La plainte, à l’ombre

Dans les replis du corps

La mer, derrière eux

Imprudente, inexpiable

Mais,

Follement Prometteuse

Où le sang veut dévaler

Chairs en ruines

Je m’accroche à tes mains

Tu t’accroches à mes lèvres

Je m’accroche à tes yeux

Tu t’accroches à mes reins

Nous ne sommes plus que

Des chairs en ruines

Les fidèles serviteurs de l’amour

Et l’on croît dans

La poésie des décombres

Grandeur

La beauté des vestiges

Et décadence

 

Le sommeil

Ce doit être quand on dort qu’on est le plus beau.

 

Je l’ai regardé sommeillant

Je l’ai connu enfin

Il ne m’a jamais autant parlé,

de lui.

Été

Aussi présent que dans cet abandon

N’obéissant qu’à cette force intérieure

Étrange, qui crée son propre ravissement

Dans le labeur du rêve.

 

Là,

Ta dépouille

Là,

Ton essence

J’attends,

Aussi songeuse que toi

Que tu reviennes

 

On ne se possède jamais assez.

 

De vents en vents

De vents en vents

Je foule

Les bâtisses qui enserrent

La faim et me dictent le goût

J’ai

Un appétit féroce de soleil

D’orages diluviens

Et d’herbes fraiches

De l’orange et son jus

Qui colle aux doigts

De vents en vents

J’épouse

La forme

Des fleurs sauvages

Qui s’abreuvent

De pluie et de lumière

Poussent ici – là

Solitaires

J’ai

En bandoulière

Pour unique compagne

Ma gourde de désir

Désir de m’écrire

De la plume de mes pieds

Qui usent

Et font hurler

Le temps, foulé

À sa racine

Tarira bien l’été

On s’est taillé un ciel grandeur de nos prunelles.

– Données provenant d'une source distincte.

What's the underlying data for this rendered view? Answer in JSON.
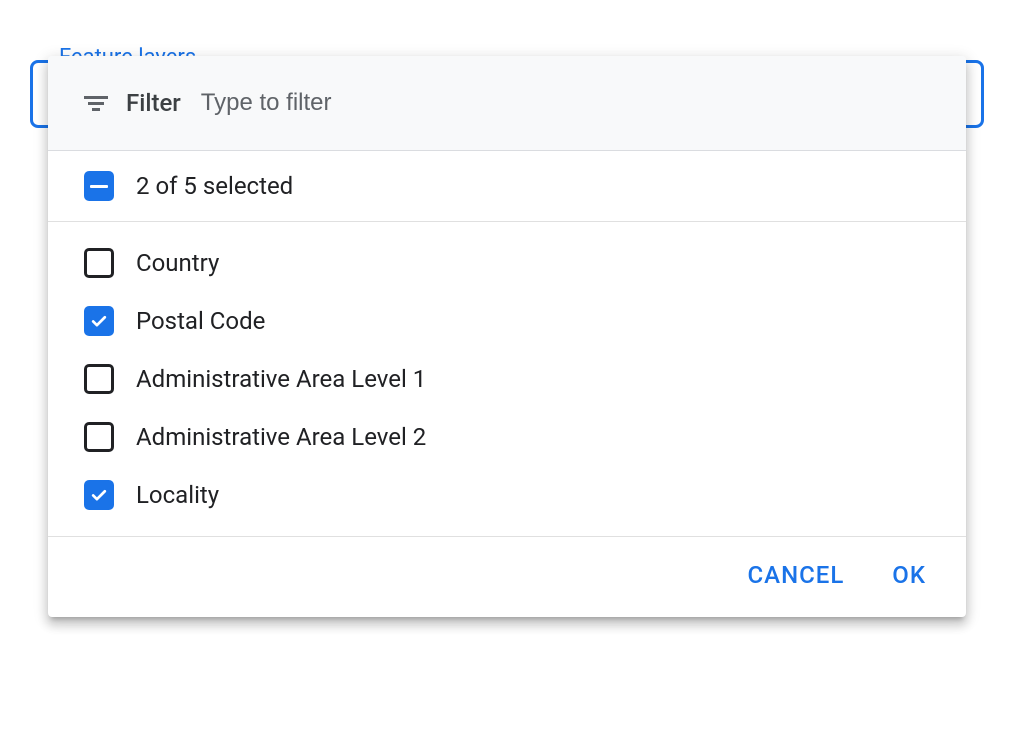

Sous la glycine qui roucoule, un peu d’ombre. On boit le silence à petites gorgées et même le vent n’ose nous effleurer. Sur une poignée d’herbe sont allongés nos songes, nus. Chaque parcelle de terre se dilate: les nymphes à mon entrejambe, tes mains qui caressent le temps, mon sein qui modèle tes lèvres, le feu de ton œil au mien. Et la rivière au loin qui ondoie, n’est plus qu’un chant qui coule dans nos veines.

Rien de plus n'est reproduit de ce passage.